I had posted this in another thread, but has a good discussion of evaluating the pros and cons of doing hormone suppression for early stage patients.

https://ascopost.com/issues/november-25-2019/breas...

"For women in their 30s, 40s, and even 50s who don't have any other serious illnesses, physicians need to be concerned about accelerated aging," Dr. Ganz continued. "If these patients are receiving very intensive therapy and endocrine treatment for a long period of time, it may be setting them up for some long-term effects, such as you see in children who have undergone cancer treatment," Dr. Ganz said.

Dr. Ganz concluded with a call "to weigh the quality and quantity of survivorship related to breast cancer therapy." Among the important considerations are the long-term nature of recommended therapies, chronic symptoms that can interfere with quality of life, and the potential for competing causes of death, especially in women for whom the risk for breast cancer recurrence is very low.

"I am completely in favor of treating everyone who needs therapy. I don't want to take away lifesaving therapy, but the right treatment for the right person has to be the long-term issue," she stressed.

Ibis,

Raloxifene is in the same category of drugs as Tamoxifen--Selective Estrogen Receptor Modulators. It should theoretically be less harsh than an AI. It is FDA approved for risk-reduction in post-menopausal high risk women who have not yet had invasive breast cancer. It also has a slightly different SE profile than Tamoxifen--i.e. no risk of endometrial thickening or eye problems (cataracts). It's probably worth a try; you could always discontinue if you hate it.

Pam, my understanding on why it has been pushed aside is because it shows efficacy, but lower efficacy than Tamox so they won't give it to invasive cancer survivors. They just stopped doing studies on it when Tamox was shown as more effective. I couldn't tolerate another SERM and asked to try Raloxifene. My first MO refused to prescribe it to me off-label. Another MO said he thought it was fine for me to try it if I wasn't going to take the other meds. Unfortunately it did not work out for me either, but I did try it. You may have to "shop around" to find an open-minded MO.

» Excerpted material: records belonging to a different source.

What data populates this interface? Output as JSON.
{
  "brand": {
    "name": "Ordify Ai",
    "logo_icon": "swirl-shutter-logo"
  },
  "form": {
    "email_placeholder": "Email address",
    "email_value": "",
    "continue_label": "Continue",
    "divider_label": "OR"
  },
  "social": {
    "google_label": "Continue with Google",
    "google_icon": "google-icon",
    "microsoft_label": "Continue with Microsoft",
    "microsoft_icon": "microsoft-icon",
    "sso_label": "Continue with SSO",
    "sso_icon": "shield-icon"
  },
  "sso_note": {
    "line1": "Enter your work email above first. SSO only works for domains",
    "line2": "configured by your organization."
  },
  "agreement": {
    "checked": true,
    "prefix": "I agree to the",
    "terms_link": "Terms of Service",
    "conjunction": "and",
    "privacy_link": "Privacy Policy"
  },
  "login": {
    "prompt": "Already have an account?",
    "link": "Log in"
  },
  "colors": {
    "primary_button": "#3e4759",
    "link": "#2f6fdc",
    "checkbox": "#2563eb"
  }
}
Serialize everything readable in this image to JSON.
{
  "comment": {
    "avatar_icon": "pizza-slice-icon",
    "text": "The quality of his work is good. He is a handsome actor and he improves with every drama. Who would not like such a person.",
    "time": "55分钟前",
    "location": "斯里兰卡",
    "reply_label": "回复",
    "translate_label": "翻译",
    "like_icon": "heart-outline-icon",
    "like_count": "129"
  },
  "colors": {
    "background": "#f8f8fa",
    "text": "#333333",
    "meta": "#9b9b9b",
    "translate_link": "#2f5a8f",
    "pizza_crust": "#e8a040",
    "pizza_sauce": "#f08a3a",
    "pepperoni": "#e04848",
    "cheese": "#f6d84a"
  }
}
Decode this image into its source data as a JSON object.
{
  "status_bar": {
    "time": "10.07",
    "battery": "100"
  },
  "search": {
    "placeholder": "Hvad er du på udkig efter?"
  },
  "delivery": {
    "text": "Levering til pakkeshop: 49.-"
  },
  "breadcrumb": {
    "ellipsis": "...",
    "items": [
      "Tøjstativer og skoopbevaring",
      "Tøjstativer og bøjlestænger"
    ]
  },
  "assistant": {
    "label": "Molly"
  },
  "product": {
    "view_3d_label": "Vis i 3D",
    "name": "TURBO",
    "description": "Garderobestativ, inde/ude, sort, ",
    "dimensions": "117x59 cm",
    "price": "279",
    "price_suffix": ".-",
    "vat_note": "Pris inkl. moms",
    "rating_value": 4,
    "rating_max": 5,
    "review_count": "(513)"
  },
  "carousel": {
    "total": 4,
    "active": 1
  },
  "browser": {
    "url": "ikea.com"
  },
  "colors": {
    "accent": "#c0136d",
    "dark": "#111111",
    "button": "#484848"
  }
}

Always informative, Beesie.

Speaking of Dr. Ganz Bcat40 quoted above:

I didn't see a single clear criterium or approach suggested. Is she saying anywhere HOW to avoid or limit unnecessary treatments and improve survivors QOL? In the absence of any clear recommendations it's just another example of advice that has little if any applicability in real life situations and clinical practice.

My biggest fear about starting these AI drugs are two fold:

1) the cardiovascular risk and taking these long term, even 5 years for older people or any patient who has a family history of cardiovascular disease. I do.

2) these drugs can cause retinal traction. I have had retinal issues (PVD's common to all of us and retinal tears for me). Still followed by a retinal group and with my retinal tears so far I was lucky enough to have laser photocoagulaion to seal up the tears and not surgery. Still have plenty of floaters. My retinal doc has made my follow ups in shorter time for check ups-especially if I go on these. There is a concern on these drugs of eye issues. It is known and documented that Tamoxifen causes more maculopathy than the AI drugs but still.......AI's worry me.

3) Being single, if I experience a detachment is is sure not going to be the MO to come over and pick me up to head to the ER or to the Retinal office. I am and have been a strong , independent person but I am weighing all the risks as we all need to do before going on these toxic (IMO) drugs.